Des chiffres récents qui illustrent la trajectoire
Après un pic enregistré en mai, l'inflation annuelle a légèrement reculé, passant de 32,6 % en mai à 32,1 % en juin. Malgré ce reflux, la banque centrale juge que le contexte géopolitique a ralenti les progrès vers la désinflation, justifiant une prudence prolongée dans sa politique.
| Période | Inflation annuelle |
|---|---|
| Mai | 32,6 % |
| Juin | 32,1 % |
| Prévision 2026 | 24 % |
Maintien d'une politique restrictive et outils mobilisés
La CBRT confirme qu'elle conservera une ligne monétaire restrictive « jusqu'à ce que la stabilité des prix soit pleinement atteinte ». Le gouverneur Fatih Karahan a précisé que la banque s'appuiera sur une combinaison d'instruments :
- taux de change pour limiter les pressions importées ;
- suivi de l'évolution de la demande intérieure ;
- gestion des anticipations d'inflation via des taux et des mesures de liquidité.
Depuis la fin de 2024, la CBRT a interrompu son cycle d'assouplissement et a gelé son principal taux à une semaine sur plusieurs réunions, complétant son action par des mesures de liquidité destinées à stabiliser les marchés.
Origines du rebond inflationniste et perspectives sectorielles
La banque relie le récent pic de l'inflation globale à des perturbations des chaînes d'approvisionnement survenues en avril et mai. Elle observe par ailleurs des dynamiques différentes selon les composantes : si l'inflation sous-jacente a relevé des risques à court terme, la baisse de la rigidité des prix dans les services — éducation et loyers cités en exemple — commence à jouer en faveur d'une détente progressive des prix dans ce secteur.

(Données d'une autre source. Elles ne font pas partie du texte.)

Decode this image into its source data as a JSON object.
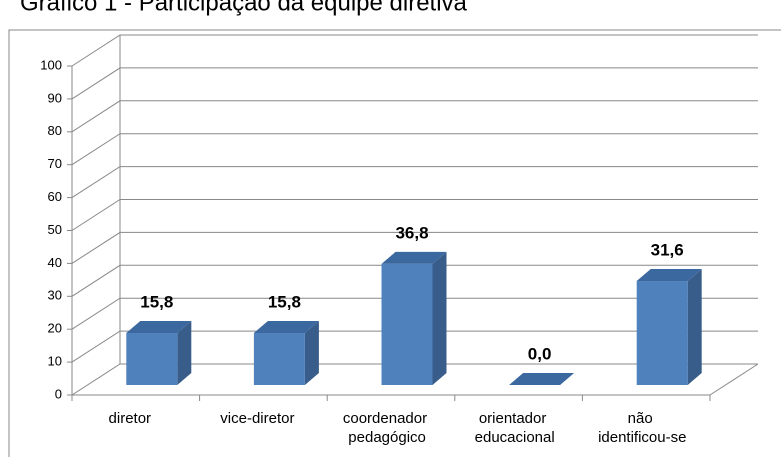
{
  "chart_data": {
    "type": "bar3d",
    "title": "Gráfico 1 - Participação da equipe diretiva",
    "categories": [
      "diretor",
      "vice-diretor",
      "coordenador pedagógico",
      "orientador educacional",
      "não identificou-se"
    ],
    "values": [
      15.8,
      15.8,
      36.8,
      0.0,
      31.6
    ],
    "value_labels": [
      "15,8",
      "15,8",
      "36,8",
      "0,0",
      "31,6"
    ],
    "color": "#4f81bd",
    "ylim": [
      0,
      100
    ],
    "yticks": [
      0,
      10,
      20,
      30,
      40,
      50,
      60,
      70,
      80,
      90,
      100
    ],
    "grid": true
  }
}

Conséquences pour l'économie et les acteurs financiers
Pour les ménages et les entreprises, la confirmation d'une politique restrictive implique des coûts d'emprunt durablement élevés et un encadrement plus strict de la liquidité. Les banques et assureurs, exposés à la fois aux effets de la hausse des prix énergétiques et aux mouvements du taux de change, devront ajuster leurs prévisions de provisionnement et leurs stratégies de couverture.
Enjeux à moyen terme
La trajectoire de désinflation dépendra de deux éléments-clés : l'évolution du conflit régional et la capacité des chaînes d'approvisionnement à se rétablir sans pression durable sur les prix de l'énergie. Tant que ces éléments resteront incertains, la CBRT privilégiera la stabilité des prix au détriment d'un soutien actif à la demande, au risque d'un ralentissement plus marqué de l'activité économique.
Pour les observateurs financiers, la décision turque illustre la manière dont un choc géopolitique peut rapidement reconfigurer la conduite de la politique monétaire et contraindre les institutions à choisir entre croissance et ancrage des prix.